THE DEVIL’S PITCHFORK

by Mark Terry

Pub Date: Oct. 1st, 2006
ISBN: 0-7387-0883-6
Publisher: Midnight Ink/Llewellyn

Another apocalyptic hum-drummer, the one about a killer virus heisted by brilliant bad guys.

Chimera M13, bio-engineered in U.S. labs, is a nightmare. Preceded by bleeding from every orifice—don’t ask what happens to one’s internal organs—it kills within 12 hours: 100% infectious, 100% fatality rate. In the hands of the wrong people, the havoc-wreaking potential is obvious, and is it ever in the wrong hands. They call themselves “The Fallen Angels”—a terrorist faction with a heady range of destabilizing options suddenly available to them. Enter Derek Stillwater of Homeland Security, fat-in-the-fire troubleshooter. The brilliant bad guys are in possession of an authentic WMD—but what exactly are their intentions? Are they in it for the big bucks—a foray into the immensely profitable weapons market—or is the U.S. dealing with a pack of fanatical visionaries out to destroy the world in order to remake it in their own image? It’s this latter possibility that has Stillwater on the boil. Before the question can be answered definitively, however, he has to know a lot more about who he’s dealing with.
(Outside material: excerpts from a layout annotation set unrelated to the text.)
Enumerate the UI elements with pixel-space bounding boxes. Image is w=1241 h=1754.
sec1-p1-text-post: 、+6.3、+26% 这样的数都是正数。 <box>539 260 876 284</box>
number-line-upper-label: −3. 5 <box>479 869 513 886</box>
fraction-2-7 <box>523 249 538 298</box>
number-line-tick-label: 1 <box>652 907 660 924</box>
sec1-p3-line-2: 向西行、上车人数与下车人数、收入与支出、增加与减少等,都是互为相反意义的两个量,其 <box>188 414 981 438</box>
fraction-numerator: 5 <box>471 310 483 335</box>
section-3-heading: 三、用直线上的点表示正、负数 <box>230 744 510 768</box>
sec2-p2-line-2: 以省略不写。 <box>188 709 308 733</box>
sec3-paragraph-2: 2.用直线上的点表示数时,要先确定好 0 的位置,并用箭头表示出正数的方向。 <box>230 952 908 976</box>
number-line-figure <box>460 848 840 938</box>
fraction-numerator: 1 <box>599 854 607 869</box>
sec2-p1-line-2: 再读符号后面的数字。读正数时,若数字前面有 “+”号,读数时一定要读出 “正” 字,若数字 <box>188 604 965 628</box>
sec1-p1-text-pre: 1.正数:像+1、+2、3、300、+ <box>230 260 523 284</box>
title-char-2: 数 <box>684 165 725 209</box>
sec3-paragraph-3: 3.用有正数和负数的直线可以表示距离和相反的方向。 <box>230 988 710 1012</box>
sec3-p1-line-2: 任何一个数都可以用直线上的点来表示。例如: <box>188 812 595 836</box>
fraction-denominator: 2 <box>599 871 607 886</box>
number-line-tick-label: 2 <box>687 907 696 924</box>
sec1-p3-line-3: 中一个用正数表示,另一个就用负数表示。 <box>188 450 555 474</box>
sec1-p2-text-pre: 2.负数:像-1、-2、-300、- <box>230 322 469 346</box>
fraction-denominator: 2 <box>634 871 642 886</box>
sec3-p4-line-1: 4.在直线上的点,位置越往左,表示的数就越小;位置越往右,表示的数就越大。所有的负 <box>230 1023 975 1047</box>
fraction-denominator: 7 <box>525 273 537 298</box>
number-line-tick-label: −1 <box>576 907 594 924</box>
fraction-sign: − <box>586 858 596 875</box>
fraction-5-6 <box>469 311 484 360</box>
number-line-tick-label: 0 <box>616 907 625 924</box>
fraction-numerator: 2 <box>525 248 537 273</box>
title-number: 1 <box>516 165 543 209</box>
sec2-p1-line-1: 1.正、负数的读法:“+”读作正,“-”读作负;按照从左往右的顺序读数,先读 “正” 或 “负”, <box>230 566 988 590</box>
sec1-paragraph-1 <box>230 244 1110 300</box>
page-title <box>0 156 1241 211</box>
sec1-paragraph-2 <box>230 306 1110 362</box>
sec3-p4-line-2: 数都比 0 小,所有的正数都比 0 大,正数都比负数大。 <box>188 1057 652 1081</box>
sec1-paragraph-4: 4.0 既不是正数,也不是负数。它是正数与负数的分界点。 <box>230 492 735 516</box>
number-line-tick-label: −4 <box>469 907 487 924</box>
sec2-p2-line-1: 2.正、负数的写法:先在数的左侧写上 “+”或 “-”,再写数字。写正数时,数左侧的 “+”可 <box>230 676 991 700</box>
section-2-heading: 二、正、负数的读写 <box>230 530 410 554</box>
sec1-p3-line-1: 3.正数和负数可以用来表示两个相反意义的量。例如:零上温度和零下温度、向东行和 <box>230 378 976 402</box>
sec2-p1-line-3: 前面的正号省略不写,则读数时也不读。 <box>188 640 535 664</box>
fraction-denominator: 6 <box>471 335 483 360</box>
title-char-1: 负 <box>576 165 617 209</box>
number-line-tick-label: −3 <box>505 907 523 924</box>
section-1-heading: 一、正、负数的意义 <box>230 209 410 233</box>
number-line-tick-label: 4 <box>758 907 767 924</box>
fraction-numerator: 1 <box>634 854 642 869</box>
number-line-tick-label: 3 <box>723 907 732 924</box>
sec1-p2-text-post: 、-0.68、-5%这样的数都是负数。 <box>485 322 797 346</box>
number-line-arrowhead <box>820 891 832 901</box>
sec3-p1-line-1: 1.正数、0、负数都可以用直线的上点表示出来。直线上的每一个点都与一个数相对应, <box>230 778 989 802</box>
Which means he’s forced to make the kind of WAG (“wild-assed guess”) that explains his unpopularity among certain of his by-the-book bosses. But the WAG pays off with the name of a former Gulf War colleague—Captain Richard Coffee: smart, tough, resourceful and extremely twisted, a good soldier gone seriously bad. Accompanied by the usual wholesale slaughter and scenes of sadistic interplay, the Stillwater-Coffee duel gets going in earnest with—what else?—the fate of the nation hanging in the balance.

Terry serves up stock characters and parboiled plotting, undermining a story that in surer hands might well have been scary.